Intraparietal Sulcus Activity: We also examined the BOLD response in the control region we used in our other neurofeedback experiments, which was the left horizontal segment of the intraparietal sulcus (defined as a 7 mm sphere centered at (−42, −48, 48) in the stereotaxic array of Talairach and Tournoux). As can be seen in Table 2, the difference between the two conditions was very small (one-sample t-test comparing mean to 0 change; mean = −0.0004; t = 0.22 p = 0.98), not in a consistent direction, and had a very small effect size (d = 0.001).

3.3. Q3: Are Effects of Haptic Stimuliation Detecable? Resting BOLD Response with vs. without Haptic Stimulation in Regions Where Detection of Haptic Stimuliation Is Expected (Insula, Somatosensory Cortex)

Insula and Somatosensory Activity: We examined the BOLD response in two regions in which we expected to see greater activity when vibration was on versus off—the insula and the somatosensory cortex (postcentral gyrus). As can be seen in Table 2, in both regions bilaterally, there was increased activity when vibration was on relative to when it was off (ts > 9.47, ps < 0.001, ds > 6.86).

4. Discussion

We have responded to multiple theoretical papers suggesting that haptic fMRI neurofeedback could be of interest in terms of constructing a low-cost, reproducible, portable system for providing haptic feedback during rtfMRI-nf training. We made use of relatively inexpensive components that are available to consumers. The produced haptic stimulation—here vibration—has sufficient displacement and magnitude to be strongly felt while allowing for gradations indicating the amount of hemodynamic activity. The total cost was USD 130.

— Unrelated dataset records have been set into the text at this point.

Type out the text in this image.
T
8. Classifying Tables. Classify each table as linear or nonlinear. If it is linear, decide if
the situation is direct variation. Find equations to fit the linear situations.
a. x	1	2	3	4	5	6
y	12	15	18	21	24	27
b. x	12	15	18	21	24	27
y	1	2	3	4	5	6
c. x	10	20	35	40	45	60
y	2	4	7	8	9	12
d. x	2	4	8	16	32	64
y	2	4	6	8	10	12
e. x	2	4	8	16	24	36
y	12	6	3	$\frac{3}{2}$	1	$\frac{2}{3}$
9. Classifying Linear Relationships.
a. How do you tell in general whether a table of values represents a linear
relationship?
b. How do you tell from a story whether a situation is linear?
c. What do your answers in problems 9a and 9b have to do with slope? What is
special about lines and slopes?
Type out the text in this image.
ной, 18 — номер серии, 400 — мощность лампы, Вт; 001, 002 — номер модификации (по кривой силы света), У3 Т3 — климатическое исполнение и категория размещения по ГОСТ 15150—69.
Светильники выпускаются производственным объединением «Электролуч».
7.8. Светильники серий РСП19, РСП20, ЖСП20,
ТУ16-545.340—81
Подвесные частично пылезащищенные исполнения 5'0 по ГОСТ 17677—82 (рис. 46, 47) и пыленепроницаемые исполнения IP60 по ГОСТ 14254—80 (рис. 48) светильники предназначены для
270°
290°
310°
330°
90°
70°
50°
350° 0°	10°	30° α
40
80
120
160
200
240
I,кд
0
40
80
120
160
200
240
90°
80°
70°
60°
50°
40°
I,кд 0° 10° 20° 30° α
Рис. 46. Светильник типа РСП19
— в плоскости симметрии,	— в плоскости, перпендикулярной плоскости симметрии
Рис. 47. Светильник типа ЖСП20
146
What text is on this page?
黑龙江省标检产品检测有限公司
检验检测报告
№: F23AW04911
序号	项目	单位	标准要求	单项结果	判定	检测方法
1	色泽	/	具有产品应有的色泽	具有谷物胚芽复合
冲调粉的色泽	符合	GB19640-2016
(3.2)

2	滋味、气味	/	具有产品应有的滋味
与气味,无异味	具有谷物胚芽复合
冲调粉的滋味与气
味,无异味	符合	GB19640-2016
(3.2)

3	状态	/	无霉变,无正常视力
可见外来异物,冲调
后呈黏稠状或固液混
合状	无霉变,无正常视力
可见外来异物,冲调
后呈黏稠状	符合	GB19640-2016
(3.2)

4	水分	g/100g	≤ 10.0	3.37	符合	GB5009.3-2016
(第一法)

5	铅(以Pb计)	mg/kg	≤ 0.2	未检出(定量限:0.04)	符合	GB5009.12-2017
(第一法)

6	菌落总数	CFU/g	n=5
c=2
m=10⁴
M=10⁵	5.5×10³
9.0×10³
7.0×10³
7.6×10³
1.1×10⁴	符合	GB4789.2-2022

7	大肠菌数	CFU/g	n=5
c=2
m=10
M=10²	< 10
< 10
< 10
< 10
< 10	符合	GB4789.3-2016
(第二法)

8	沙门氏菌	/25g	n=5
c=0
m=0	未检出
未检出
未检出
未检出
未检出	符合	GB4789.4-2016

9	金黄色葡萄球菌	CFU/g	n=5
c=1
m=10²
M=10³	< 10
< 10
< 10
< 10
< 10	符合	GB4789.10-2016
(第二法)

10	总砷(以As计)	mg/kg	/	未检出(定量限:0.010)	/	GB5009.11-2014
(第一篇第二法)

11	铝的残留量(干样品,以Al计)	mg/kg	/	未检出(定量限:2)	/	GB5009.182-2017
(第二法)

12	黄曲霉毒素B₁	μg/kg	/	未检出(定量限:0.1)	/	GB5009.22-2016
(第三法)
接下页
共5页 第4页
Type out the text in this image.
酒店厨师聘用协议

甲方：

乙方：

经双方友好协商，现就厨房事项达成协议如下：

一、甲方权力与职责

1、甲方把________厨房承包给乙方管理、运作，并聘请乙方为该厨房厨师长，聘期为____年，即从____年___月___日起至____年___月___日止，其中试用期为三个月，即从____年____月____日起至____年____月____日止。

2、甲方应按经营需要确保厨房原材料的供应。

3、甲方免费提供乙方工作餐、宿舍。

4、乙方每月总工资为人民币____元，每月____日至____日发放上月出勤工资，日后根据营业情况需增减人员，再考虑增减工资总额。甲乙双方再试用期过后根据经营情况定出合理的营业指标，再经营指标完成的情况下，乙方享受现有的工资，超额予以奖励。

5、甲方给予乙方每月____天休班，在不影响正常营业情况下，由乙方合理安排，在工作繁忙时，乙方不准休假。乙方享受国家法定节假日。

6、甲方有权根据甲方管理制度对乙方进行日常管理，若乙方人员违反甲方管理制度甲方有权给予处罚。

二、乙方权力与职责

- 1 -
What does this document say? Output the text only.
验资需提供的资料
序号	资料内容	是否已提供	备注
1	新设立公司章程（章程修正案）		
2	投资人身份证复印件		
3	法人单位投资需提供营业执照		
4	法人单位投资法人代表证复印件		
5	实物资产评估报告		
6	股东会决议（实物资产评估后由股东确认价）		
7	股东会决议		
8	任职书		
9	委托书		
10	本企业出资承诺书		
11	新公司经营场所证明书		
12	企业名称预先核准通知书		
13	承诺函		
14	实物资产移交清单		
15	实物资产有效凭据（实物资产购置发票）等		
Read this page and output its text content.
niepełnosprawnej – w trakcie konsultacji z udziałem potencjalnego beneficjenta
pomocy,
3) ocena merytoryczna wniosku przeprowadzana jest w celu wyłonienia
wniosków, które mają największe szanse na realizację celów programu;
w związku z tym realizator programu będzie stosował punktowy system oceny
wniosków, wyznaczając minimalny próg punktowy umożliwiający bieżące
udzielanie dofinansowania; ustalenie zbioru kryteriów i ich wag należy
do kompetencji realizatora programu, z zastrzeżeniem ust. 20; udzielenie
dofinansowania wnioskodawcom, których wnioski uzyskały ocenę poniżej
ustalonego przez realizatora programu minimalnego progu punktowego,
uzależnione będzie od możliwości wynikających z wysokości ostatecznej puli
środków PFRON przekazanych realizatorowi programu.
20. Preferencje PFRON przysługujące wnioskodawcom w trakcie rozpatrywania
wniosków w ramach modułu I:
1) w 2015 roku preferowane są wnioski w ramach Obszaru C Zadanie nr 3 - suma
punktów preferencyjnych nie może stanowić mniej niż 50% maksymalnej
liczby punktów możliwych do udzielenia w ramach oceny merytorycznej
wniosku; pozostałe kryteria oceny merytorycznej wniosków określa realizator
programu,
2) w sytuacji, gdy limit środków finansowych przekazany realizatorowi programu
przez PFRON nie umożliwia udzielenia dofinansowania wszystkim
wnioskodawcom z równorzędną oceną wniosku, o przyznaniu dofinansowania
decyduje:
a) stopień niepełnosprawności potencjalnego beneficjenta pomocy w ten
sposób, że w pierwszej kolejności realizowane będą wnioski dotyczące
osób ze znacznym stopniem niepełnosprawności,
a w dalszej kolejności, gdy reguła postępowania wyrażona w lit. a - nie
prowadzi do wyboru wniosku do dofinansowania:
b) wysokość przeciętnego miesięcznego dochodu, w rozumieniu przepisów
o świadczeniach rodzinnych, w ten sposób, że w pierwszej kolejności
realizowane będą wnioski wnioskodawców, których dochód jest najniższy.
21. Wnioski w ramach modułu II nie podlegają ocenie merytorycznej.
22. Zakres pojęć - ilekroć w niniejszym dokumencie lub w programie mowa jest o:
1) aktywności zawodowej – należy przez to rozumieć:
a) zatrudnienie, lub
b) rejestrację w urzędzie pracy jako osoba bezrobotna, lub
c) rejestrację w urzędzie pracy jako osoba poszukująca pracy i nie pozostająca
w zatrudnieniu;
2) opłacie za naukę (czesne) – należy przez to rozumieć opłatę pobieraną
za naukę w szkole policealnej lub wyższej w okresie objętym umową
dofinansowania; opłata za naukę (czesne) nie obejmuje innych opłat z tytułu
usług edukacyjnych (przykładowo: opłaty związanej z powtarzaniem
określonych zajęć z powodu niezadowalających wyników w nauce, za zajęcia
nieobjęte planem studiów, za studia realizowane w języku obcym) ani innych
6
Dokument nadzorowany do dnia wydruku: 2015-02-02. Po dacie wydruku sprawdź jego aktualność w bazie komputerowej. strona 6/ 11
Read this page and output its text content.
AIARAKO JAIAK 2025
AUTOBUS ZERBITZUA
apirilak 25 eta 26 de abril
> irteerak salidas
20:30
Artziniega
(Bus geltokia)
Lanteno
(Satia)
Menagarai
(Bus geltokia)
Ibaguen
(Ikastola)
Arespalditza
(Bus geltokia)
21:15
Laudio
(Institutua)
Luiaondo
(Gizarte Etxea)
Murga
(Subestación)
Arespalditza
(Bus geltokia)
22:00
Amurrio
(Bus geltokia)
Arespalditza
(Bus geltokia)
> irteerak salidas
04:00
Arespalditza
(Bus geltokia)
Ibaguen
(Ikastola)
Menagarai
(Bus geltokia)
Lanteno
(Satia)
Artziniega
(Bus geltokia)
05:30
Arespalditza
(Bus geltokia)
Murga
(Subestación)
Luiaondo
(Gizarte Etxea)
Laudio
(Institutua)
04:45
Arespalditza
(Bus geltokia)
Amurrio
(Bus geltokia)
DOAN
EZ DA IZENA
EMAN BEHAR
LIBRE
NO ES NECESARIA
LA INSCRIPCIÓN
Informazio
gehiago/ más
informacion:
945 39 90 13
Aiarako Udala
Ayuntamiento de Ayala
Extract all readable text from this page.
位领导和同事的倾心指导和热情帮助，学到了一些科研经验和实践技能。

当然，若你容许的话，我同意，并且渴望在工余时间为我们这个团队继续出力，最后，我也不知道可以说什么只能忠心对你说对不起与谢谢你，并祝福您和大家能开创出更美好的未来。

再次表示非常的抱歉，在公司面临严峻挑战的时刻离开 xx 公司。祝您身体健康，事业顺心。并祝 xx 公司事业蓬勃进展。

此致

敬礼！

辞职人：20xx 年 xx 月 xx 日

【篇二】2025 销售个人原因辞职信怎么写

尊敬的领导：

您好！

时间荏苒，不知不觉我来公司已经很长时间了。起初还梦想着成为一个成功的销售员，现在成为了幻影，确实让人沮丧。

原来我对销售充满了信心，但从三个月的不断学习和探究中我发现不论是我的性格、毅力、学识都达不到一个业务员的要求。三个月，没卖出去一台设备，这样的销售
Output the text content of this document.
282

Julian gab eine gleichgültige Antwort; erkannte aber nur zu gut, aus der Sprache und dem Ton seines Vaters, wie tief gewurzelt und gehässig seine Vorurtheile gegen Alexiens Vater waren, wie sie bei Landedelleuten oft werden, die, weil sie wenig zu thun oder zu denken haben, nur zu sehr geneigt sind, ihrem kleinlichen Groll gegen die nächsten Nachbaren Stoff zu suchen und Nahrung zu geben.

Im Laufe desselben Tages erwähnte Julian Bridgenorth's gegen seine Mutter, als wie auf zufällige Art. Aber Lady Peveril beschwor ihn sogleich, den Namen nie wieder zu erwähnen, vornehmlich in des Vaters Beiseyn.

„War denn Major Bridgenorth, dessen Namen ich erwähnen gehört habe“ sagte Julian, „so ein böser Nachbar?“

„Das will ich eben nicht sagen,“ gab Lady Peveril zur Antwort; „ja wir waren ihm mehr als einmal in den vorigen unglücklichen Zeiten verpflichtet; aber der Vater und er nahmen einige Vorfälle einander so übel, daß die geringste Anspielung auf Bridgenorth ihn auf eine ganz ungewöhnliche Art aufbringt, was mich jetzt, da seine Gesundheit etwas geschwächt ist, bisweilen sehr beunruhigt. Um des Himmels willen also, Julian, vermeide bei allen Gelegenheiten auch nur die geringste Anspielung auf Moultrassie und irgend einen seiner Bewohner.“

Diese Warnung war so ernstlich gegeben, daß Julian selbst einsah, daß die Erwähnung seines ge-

These feasibility data indicate that participants can increase their amygdala signal during positive autobiographical memory recall relative to a rest baseline to a similar extent when vibratory feedback is provided as when visual feedback alone is provided. Future studies should examine whether neurofeedback performance is superior with haptic relative to visual feedback. Furthermore, vibration alone during rest did not change the activity in the regions of interest for our neurofeedback studies, but did change activity in the regions we would expect to be responsive to vibration (insula and somatosensory cortex). This suggests that vibratory feedback is appropriate for neurofeedback studies targeting regions involved in emotion regulation, but caution should be used when the target is a region that is also sensitive to interoceptive signals, such as the insula, as it is possible that the effects of vibration could interfere with neurofeedback learning.

This work is a first step in bringing haptic feedback to rt-fMRI. Haptic feedback is likely to vary in its effect on results. In particular, different patterns and locations of vibration are well known to be experienced as emotionally positive or negative [27], to have different neural correlates, e.g., [9], and to have different physiological effects (e.g., whereas body vibration in the 6–10 Hz range is associated with increased indicators of sympathetic tone [28], vibration in the 89 Hz range on the face is associated with increased parasympathetic tone [29]). Thus, research establishing parameters for how haptic neurofeedback is used is a prudent next-step and a future direction of our research. Of course, larger studies in non-biased samples with a randomized block design are needed. The importance of the current work is to establish that these next steps are worth taking.

5. Conclusions

In conclusion, we have demonstrated that vibration during fMRI neurofeedback is well motivated, affordable, easy to implement, feasible to use, and is likely to yield interpretable results which are at least comparable to current neurofeedback methods, allow participants to close their eyes, and are not compromised by producing spurious brain activity. In our future rtfMRI neurofeedback studies, we plan to incorporate this haptic feedback.